Il leninista via Twitter della rivoluzione conservatrice
Marco Gervasoni, autore del marinettiano “Sea Watch bum bum”, non scrive a vanvera: nella sua follia c’è del metodo, ed è metodo rivoluzionario. Lui è la prova vivente che il salvinismo non è un partito, è un processo
“Sparino pure i militari, gli eroi, le loro cannonate: lui sparacchia a vanvera i suoi endecasillabi”. Sostituite endecasillabi con tweet, e la satira gaddiana su Foscolo si adatta a meraviglia ai tanti posati intellettuali che si sono radicalizzati nella madrasa dei social network fino a diventare terroristi suicidi del sovranismo (il suicidio, va da sé, è quello della reputazione). Il caso di Marco Gervasoni, autore del marinettiano “Sea Watch bum bum”, è tuttavia ben più interessante. A differenza di un Bagnai, a cui si deve il celebre “quando scorrerà il sangue, avermi detto in un orecchio che l’euro è una stronzata non vi salverà”, Gervasoni, storico stimato, non è mosso dal risentimento incendiario del déclassé o dell’accademico marginale; e se scrive, dopo la nomina di Manfredi, “ne terremo conto, una volta al governo” – l’ultima di molte sparacchiate dal vago suono minatorio – non lo fa a vanvera: nella sua follia c’è del metodo, ed è metodo rivoluzionario.
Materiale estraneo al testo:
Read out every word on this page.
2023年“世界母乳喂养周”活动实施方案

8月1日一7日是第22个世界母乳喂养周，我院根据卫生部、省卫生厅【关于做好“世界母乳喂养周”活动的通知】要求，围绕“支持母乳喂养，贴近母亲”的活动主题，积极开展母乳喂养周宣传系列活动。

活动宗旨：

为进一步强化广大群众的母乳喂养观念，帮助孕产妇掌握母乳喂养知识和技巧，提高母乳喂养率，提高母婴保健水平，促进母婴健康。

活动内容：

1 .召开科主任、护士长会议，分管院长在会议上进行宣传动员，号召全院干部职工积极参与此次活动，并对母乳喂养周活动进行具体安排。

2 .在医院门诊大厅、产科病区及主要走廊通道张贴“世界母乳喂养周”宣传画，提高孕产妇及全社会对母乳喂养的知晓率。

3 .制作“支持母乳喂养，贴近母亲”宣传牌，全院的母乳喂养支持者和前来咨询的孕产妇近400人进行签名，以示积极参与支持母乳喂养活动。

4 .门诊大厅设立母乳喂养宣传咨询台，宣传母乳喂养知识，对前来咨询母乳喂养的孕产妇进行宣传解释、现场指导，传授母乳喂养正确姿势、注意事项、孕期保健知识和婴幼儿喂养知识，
Gervasoni ha studiato così a lungo e a fondo la Francia da aver contratto suo malgrado quella che Michel Winock chiamava “fièvre hexagonale”, il virus della “guerra civile perpetua” (Mauriac). Ripudia il giacobinismo, si è scelto Chateaubriand come avatar, ma nelle sue quotidiane incitazioni è molto più che giacobino, è il leninista via Twitter della rivoluzione conservatrice. Altri si baloccano con la chimera della Lega moderata, si votano al santino per le allodole Giorgetti. Lui no, e per questo dobbiamo essergli grati: è la prova vivente e spavalda che il salvinismo non è un partito, è un processo. E’ totale Mobilmachung – e tutto il resto è wishful thinking.